DSP Concepts is still adding advanced capabilities to its 400+ library, as well as improving its GUI and interface it more tightly to standard tools like Matlab. It's also still consulting and helping clients build complicated audio products, often promising to cut time-to-market by 90 percent. For instance, recently it consulted with Sirius/XM to do volume levelling across all of their stations to improve the user experience while surfing around the dial. Another recent consulting jobs at Sirius/XM includes codec preconditioning to reduce annoying artifacts created by codecs used in the transmission chain.

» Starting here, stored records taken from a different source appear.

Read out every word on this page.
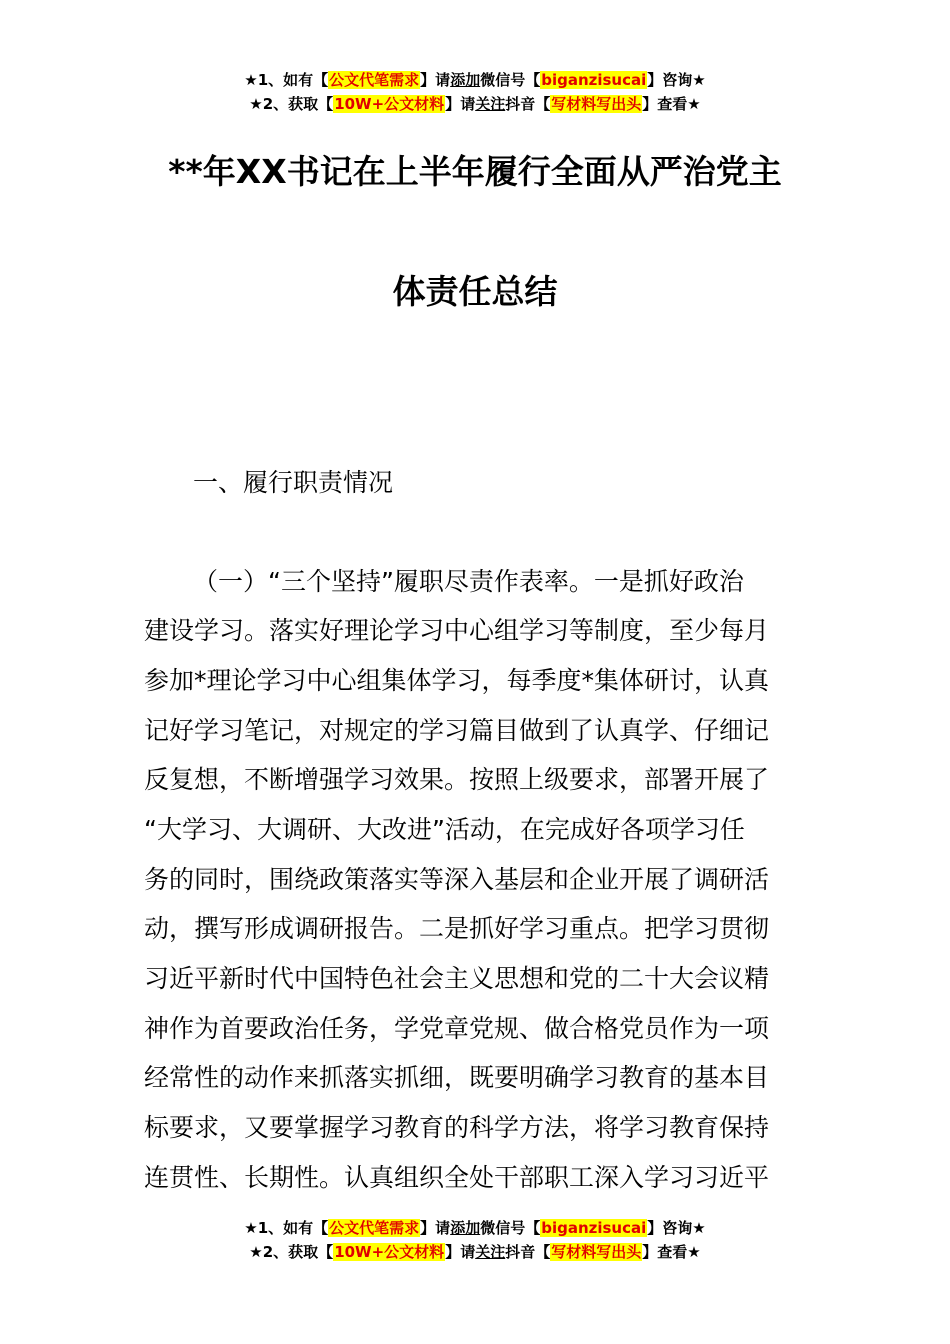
★1、如有【公文代笔需求】请添加微信号【biganzisucai】咨询★
★2、获取【10W+公文材料】请关注抖音【写材料写出头】查看★
**年XX书记在上半年履行全面从严治党主
体责任总结
一、履行职责情况
（一）“三个坚持”履职尽责作表率。一是抓好政治
建设学习。落实好理论学习中心组学习等制度，至少每月
参加*理论学习中心组集体学习，每季度*集体研讨，认真
记好学习笔记，对规定的学习篇目做到了认真学、仔细记
反复想，不断增强学习效果。按照上级要求，部署开展了
“大学习、大调研、大改进”活动，在完成好各项学习任
务的同时，围绕政策落实等深入基层和企业开展了调研活
动，撰写形成调研报告。二是抓好学习重点。把学习贯彻
习近平新时代中国特色社会主义思想和党的二十大会议精
神作为首要政治任务，学党章党规、做合格党员作为一项
经常性的动作来抓落实抓细，既要明确学习教育的基本目
标要求，又要掌握学习教育的科学方法，将学习教育保持
连贯性、长期性。认真组织全处干部职工深入学习习近平
★1、如有【公文代笔需求】请添加微信号【biganzisucai】咨询★
★2、获取【10W+公文材料】请关注抖音【写材料写出头】查看★
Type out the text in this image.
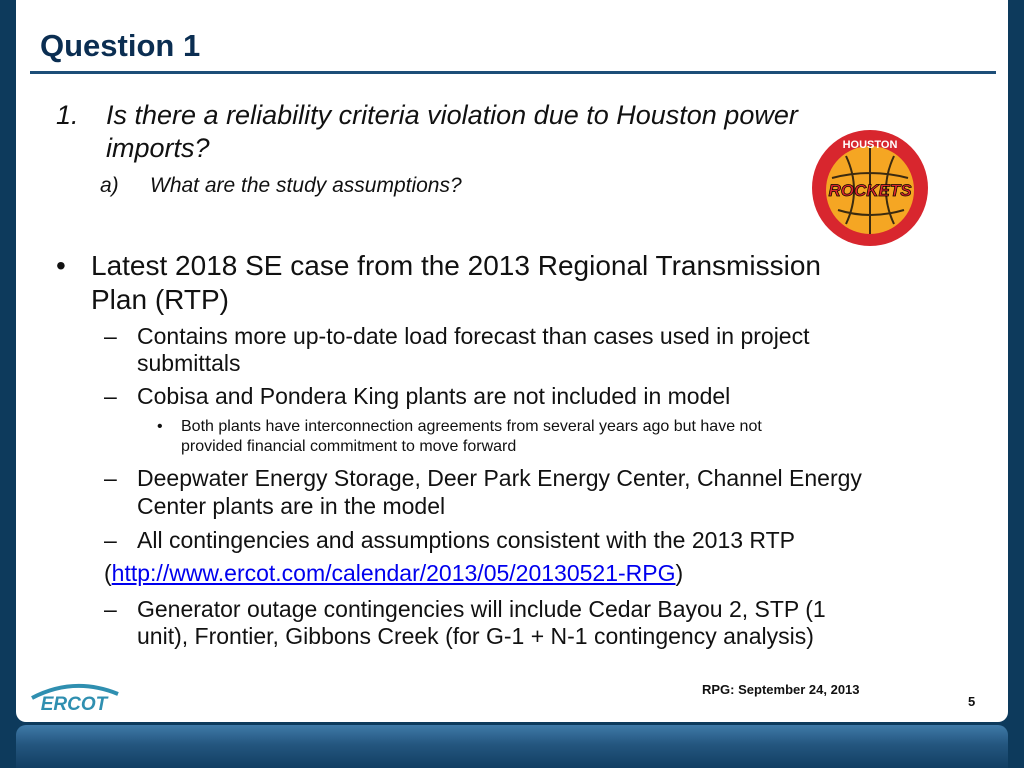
Question 1
1. Is there a reliability criteria violation due to Houston power
imports?
a) What are the study assumptions?
• Latest 2018 SE case from the 2013 Regional Transmission
Plan (RTP)
– Contains more up-to-date load forecast than cases used in project
submittals
– Cobisa and Pondera King plants are not included in model
• Both plants have interconnection agreements from several years ago but have not
provided financial commitment to move forward
– Deepwater Energy Storage, Deer Park Energy Center, Channel Energy
Center plants are in the model
– All contingencies and assumptions consistent with the 2013 RTP
(http://www.ercot.com/calendar/2013/05/20130521-RPG)
– Generator outage contingencies will include Cedar Bayou 2, STP (1
unit), Frontier, Gibbons Creek (for G-1 + N-1 contingency analysis)
HOUSTON
ROCKETS
ERCOT
RPG: September 24, 2013
5
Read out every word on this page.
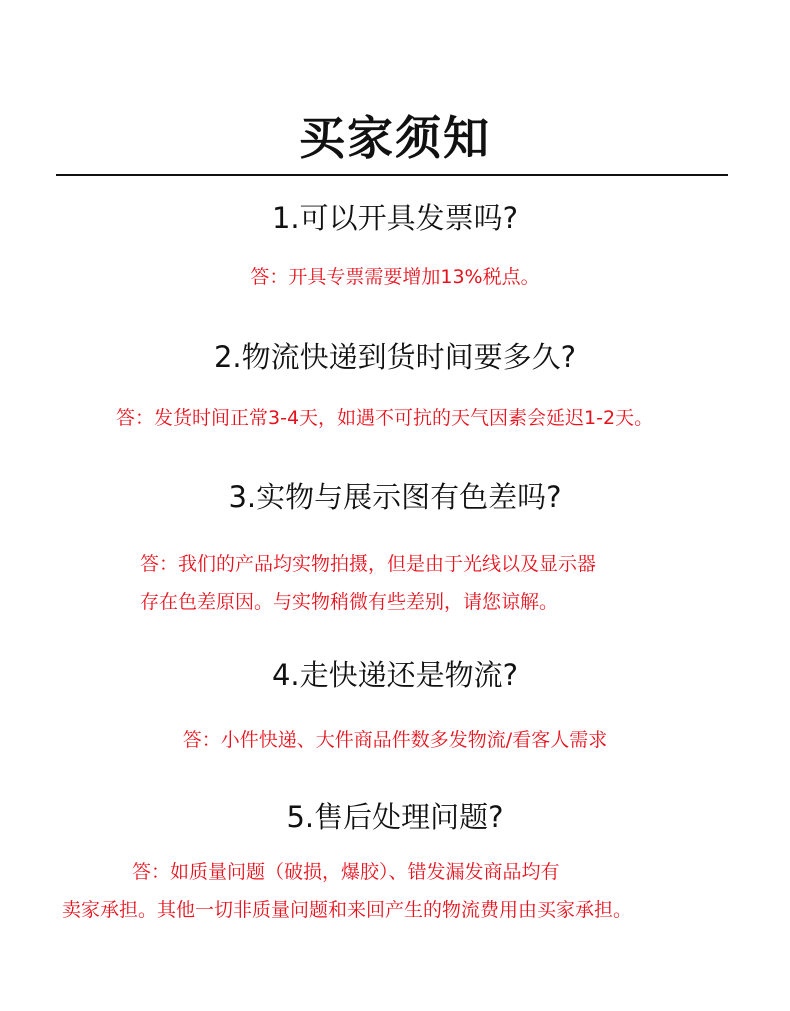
买家须知
1.可以开具发票吗?
答：开具专票需要增加13%税点。
2.物流快递到货时间要多久?
答：发货时间正常3-4天，如遇不可抗的天气因素会延迟1-2天。
3.实物与展示图有色差吗?
答：我们的产品均实物拍摄，但是由于光线以及显示器
存在色差原因。与实物稍微有些差别，请您谅解。
4.走快递还是物流?
答：小件快递、大件商品件数多发物流/看客人需求
5.售后处理问题?
答：如质量问题（破损，爆胶）、错发漏发商品均有
卖家承担。其他一切非质量问题和来回产生的物流费用由买家承担。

The instigator to releasing DSP Concepts secret sauce as a standard product—Audio Weaver—was Sennheiser, who was using it so often that it wanted to use it in-house to help its U.S. design team transfer their designs more easily to their German-based manufacturing branch.

*The video “Audio Weaver Setup for the STM32 F407 Discovery Board” demonstrates how to get started, but Audio Weaver runs on almost every available microcontroller, even home-grown ARM boards. (Source: DSP Concepts)*

"We realised there was a big gap between the algorithms we came up with, and what the product engineers in Germany were able to implement in a shippable way. Often the algorithms we developed couldn’t be implemented, or were difficult to implement, on the platforms that the hardware engineers were using. So we realised we needed some software tools that would facilitate cross-platform development. We looked at what was available, and considered developing something ourselves, and decided Audio Weaver would be the best solution," according to Dan Harris, Chief Technology Integrator at Sennheiser. "Also Audio Weaver…allows us to develop DSP-based products without adding DSP programmers to the staff. Audio Weaver makes it possible for audio products to be developed by acoustics guys or audio engineers who are comfortable with Matlab but don’t know how to implement, say, a digital filter in DSP."

Audio Weaver also lets users develop custom modules in Matlab, C or C++ that are not currently in the DSP Concept repertoire, and if approved, they can be added to DSP's repertoire for others to use with a royalty revenue stream going back to the inventor.

New products using Audio Weaver "inside" include Amazon's Echo, GoPro's Hero-4, Blue Microphone's Nessie.